I read an interesting blog at the tail end of last year. John Barber, a local blogger on subjects ranging from local politics to religion, responded to a letter by Del Thomas, one time Conservative candidate for Victoria ward, decrying the absence of some councillors from chamber at the last Southend Borough Council meeting.
(So this is a blog, responding to a blog, responding to a letter in the paper? -Ed)
John points to councillors who sit in the chamber without saying anything. It’s an interesting point, and a quick glance over the list of councillors shows me a host of names that I cannot put a face to, let alone a voice.
Now, John is a St Luke’s resident, and a big fan of the Independent
Party Group councillors representing that ward. Where would I be if I didn’t point out the irony of his position here? Has the most recently elected Independent in St Lukes, Caroline Endersby, said anything in the chamber yet, John?
I actually agree with John, in part. Councillors are elected to be a voice for their residents. If they aren’t doing that, then they aren’t fit to call themselves councillors. This is why I have kicked up a fuss over the poor attendence in the chamber of elements of the new UKIP contingent.
To damn councillors for not speaking at full council, though, misses a big point about how local government works. Full council is indeed the ultimate decision making body, where all final calls are taken. It is important that elected councillors are there, listening, voting, standing up for their residents.
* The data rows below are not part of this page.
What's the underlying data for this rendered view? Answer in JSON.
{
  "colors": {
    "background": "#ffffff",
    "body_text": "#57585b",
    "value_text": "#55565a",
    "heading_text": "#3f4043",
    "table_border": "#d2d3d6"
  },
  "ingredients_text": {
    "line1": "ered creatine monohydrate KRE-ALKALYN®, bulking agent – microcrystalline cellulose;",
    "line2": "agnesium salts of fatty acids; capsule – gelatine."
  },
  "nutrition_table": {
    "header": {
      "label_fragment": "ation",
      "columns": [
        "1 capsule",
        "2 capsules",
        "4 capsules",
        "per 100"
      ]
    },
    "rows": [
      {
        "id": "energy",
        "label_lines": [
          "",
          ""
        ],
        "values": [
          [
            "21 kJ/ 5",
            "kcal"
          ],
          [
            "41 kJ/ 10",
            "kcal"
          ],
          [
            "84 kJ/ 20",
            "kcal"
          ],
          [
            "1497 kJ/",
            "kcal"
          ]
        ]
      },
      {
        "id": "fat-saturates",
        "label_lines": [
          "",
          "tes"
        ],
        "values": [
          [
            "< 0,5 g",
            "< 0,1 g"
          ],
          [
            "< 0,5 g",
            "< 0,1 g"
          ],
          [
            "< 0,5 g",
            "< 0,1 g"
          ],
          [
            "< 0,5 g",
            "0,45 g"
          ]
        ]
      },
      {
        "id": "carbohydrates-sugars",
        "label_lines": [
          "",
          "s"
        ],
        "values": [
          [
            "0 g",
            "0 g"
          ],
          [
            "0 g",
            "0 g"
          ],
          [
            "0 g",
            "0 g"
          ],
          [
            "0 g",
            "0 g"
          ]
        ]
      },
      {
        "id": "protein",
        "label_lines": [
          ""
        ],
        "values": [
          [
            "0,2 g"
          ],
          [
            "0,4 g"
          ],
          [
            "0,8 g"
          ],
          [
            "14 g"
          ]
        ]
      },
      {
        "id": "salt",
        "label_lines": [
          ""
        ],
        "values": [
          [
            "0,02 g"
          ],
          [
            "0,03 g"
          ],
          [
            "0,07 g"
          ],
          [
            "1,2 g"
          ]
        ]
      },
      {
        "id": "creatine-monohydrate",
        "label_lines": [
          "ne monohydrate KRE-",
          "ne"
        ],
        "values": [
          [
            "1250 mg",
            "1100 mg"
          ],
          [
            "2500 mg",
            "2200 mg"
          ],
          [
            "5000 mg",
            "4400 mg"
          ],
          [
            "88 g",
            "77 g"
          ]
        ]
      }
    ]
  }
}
But actually, a lot of the management of local government functions is already done by the time of full council; indeed, by the setting of the agenda. The decisions on what will and won’t be voted on decides much of the council’s business, and that in turn is set by the scrutiny committees.
These committees can “call in” decisions made by the cabinet to be voted on by the whole council. It’s the main method which opposition party groups have to hold the administration to account. Instead of being made by seven people selected by party leaderships in a room, they can be made by 51 councillors democratically elected by the voters of Southend. In, err, a room…
At any rate, the decisions actually discussed at the full council meetings represent a small amount of the actual business of councillors. So whilst I agree with John that councillors need to be standing up for their residents, I would hesitate to make the primary measurement of that the number of times they speak in full council.
A more holistic view of councillor roles would be more useful, something which at the moment is made sadly more difficult by the fact that they are not recorded and webcast, nor are the minutes a particularly useful reflection of what was said by whom. Given the opportunity, I would change these two issues.
I have less problem with a councillor keeping their silence in a full council meeting, if they are standing up for their residents in other arenas. And though John does raise an interesting point, I do think that silence in a meeting is less of a worry than councillors choosing not to turn up.